While they use a simple thumbs-up/thumbs-down system on messages to compare models like GPT-4, Claude Sonnet, and Gemini Flash, the biggest insight comes from their active Discord community.
“When students are getting weird or unhelpful responses from Boots, they'll paste a link to the conversation into the discord, and then we just go investigate. A single one-sentence negative example added to the system prompt, based on real user feedback, can often make a huge improvement.” - Lane
It's a great reminder that you can't replace simply looking at how people are using your product.
The Future: Infinite, AI-Generated Practice
One of the most exciting new features the team is building is the idea of "infinite practice." Handcrafting high-quality courses and practice problems takes an immense amount of time. Some students need three practice problems for a concept; others might need ten.
This is where AI can be extremely helpful. By giving a model a set of high-quality, handmade challenges as examples, boot.dev will be able to generate new, personalized challenges on the fly.
This creates a powerful feedback loop: students can rate the AI-generated challenges, and the boot.dev team can curate the best-rated ones become positive examples for future generations, while the worst-rated ones become negative examples.
Using the Right Tool for the Job
We also touched on tool calling, which Lane described simply as "a for loop and it's some tool calls." It's a powerful feature that allows the AI to access specific information only when needed.

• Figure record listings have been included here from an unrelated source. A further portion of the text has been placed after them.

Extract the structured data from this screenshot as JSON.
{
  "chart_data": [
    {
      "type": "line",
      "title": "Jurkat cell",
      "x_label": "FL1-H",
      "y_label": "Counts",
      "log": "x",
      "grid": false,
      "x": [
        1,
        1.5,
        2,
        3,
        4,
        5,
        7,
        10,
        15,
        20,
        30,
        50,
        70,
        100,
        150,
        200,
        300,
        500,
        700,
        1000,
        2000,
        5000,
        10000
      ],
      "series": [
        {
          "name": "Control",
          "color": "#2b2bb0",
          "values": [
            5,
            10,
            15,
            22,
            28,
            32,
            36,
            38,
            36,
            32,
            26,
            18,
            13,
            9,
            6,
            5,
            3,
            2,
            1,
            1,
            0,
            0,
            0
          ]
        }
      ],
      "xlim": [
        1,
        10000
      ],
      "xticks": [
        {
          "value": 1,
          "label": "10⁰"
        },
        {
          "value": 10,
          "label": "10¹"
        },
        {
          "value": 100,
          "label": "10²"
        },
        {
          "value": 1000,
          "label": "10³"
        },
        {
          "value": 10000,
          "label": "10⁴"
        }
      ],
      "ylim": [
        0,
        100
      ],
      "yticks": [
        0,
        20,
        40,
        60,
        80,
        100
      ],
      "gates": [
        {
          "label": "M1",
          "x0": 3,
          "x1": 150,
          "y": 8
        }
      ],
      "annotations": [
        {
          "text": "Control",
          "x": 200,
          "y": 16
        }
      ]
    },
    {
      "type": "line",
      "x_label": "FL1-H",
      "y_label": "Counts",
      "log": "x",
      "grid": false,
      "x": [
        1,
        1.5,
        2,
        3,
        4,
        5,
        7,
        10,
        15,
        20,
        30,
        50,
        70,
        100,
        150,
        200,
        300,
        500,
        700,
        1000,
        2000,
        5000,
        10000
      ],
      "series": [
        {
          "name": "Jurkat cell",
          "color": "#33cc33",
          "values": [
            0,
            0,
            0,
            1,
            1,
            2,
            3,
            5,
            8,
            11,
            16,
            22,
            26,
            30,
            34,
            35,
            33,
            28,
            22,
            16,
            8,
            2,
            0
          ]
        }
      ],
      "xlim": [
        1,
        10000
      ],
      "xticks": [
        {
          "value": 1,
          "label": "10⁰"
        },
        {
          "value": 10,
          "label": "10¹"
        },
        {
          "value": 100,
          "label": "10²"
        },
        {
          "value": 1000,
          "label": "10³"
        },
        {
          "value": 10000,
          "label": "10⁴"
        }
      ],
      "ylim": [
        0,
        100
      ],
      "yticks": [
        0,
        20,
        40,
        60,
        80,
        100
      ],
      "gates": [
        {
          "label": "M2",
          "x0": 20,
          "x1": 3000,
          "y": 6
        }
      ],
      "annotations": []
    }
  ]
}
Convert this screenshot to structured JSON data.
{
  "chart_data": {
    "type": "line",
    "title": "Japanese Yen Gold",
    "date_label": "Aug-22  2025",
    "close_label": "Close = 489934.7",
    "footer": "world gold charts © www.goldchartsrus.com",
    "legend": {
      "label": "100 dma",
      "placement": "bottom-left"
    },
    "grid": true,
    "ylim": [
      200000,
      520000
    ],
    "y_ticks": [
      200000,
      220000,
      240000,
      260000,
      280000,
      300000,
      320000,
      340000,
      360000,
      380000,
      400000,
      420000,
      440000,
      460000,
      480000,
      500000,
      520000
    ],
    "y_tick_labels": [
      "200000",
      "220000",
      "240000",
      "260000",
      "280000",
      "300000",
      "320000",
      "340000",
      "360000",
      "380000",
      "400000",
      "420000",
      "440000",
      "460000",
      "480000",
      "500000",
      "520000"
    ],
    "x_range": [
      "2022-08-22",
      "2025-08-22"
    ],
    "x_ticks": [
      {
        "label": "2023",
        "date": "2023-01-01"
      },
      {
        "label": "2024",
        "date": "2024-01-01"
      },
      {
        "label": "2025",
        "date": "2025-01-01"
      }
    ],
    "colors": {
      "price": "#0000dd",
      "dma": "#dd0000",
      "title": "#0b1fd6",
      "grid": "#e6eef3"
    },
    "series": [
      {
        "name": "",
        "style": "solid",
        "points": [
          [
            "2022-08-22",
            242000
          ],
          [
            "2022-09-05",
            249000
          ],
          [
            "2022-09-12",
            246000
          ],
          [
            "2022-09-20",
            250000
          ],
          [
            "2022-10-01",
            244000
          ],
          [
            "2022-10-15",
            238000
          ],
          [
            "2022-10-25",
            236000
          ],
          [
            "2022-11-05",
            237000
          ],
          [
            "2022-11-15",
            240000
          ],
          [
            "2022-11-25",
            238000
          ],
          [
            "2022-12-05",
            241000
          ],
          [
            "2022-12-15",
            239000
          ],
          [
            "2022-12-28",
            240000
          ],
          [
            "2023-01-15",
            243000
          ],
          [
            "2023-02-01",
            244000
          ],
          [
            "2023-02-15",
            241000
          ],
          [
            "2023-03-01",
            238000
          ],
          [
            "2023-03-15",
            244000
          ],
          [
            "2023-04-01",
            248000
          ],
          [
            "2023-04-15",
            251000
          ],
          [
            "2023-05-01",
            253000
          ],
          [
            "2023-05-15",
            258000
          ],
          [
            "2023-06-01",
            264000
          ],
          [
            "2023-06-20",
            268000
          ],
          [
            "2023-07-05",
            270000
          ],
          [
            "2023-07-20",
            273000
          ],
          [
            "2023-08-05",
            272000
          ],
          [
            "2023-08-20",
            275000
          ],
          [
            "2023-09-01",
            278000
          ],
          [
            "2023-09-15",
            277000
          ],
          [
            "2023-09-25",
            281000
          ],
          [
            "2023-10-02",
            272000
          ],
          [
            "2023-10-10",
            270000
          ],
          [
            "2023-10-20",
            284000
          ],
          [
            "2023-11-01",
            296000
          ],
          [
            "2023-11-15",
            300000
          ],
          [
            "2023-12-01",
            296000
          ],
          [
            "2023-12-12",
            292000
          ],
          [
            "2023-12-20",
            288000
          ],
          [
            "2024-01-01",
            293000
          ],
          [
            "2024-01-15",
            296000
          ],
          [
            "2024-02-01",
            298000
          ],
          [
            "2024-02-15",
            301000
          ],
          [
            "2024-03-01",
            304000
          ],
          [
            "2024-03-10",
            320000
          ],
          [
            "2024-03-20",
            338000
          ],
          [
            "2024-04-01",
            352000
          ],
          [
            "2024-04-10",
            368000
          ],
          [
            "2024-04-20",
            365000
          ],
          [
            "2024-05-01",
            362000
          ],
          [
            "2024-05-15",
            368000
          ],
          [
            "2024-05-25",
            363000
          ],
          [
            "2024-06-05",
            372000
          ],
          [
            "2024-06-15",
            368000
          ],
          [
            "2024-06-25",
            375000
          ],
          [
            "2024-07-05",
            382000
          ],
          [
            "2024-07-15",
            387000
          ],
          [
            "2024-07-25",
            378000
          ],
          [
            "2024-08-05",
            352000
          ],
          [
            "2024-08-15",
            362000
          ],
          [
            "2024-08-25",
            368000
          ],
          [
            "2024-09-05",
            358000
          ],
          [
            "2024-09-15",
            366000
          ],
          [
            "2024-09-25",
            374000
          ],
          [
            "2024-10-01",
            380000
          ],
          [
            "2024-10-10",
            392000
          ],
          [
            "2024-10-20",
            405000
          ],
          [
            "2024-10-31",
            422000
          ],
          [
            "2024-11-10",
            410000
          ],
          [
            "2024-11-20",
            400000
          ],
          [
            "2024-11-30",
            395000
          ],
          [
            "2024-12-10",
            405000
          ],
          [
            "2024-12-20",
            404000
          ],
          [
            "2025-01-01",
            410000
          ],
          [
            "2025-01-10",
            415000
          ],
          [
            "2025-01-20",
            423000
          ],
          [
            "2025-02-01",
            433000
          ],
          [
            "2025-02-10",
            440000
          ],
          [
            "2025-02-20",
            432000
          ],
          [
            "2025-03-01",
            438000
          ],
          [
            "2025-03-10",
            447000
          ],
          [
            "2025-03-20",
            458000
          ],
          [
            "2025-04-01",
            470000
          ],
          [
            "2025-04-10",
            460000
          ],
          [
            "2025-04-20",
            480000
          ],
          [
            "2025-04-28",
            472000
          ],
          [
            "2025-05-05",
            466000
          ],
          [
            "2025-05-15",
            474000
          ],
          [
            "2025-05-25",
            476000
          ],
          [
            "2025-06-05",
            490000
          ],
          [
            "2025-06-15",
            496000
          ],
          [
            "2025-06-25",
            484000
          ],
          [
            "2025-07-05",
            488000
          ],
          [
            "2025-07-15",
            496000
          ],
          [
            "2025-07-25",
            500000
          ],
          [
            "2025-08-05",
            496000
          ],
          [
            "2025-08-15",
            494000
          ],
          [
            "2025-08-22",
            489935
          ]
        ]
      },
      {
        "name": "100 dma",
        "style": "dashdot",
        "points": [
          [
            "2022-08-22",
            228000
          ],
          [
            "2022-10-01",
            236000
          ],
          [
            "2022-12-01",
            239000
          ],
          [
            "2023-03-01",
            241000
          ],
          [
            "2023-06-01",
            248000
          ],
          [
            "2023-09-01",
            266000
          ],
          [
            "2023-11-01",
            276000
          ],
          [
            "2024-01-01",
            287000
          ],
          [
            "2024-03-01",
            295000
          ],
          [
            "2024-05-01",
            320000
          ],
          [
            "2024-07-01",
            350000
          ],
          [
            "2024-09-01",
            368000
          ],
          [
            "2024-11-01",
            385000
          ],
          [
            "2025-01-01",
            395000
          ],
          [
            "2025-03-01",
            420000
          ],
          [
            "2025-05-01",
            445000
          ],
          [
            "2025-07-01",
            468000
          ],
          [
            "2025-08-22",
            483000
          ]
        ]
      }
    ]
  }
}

For example, instead of cluttering every single prompt with details about boot.dev's pricing or game mechanics, they created a tool. Now, if a student asks about pricing, the system prompt tells the AI to "call this tool," which fetches the relevant documentation. The information is available on-demand without slowing down or adding cost to every single interaction.
Lane's rule of thumb, or "AI code smell," is this:
"If it starts every conversation by calling the same tools... you did something bad there. You should just be calling those tools before the conversation starts." - Lane
Tools are for optional, specific tasks, not for routine information gathering you do every time.
Why Backend Devs Need to Know AI
Why is boot.dev, a backend development platform, teaching courses on AI agents and Retrieval-Augmented Generation (RAG)? Lane's answer was clear: the skills required to be a backend developer are constantly changing.
“I think it's a core competency for backend developers in 2025 to be able to integrate with AI APIs and use them effectively” - Lane
Just as developers are expected to know how to integrate with services like Stripe for payments or SendGrid for email, they now need to understand how to work with AI. It's just another powerful tool in the modern developer's toolkit.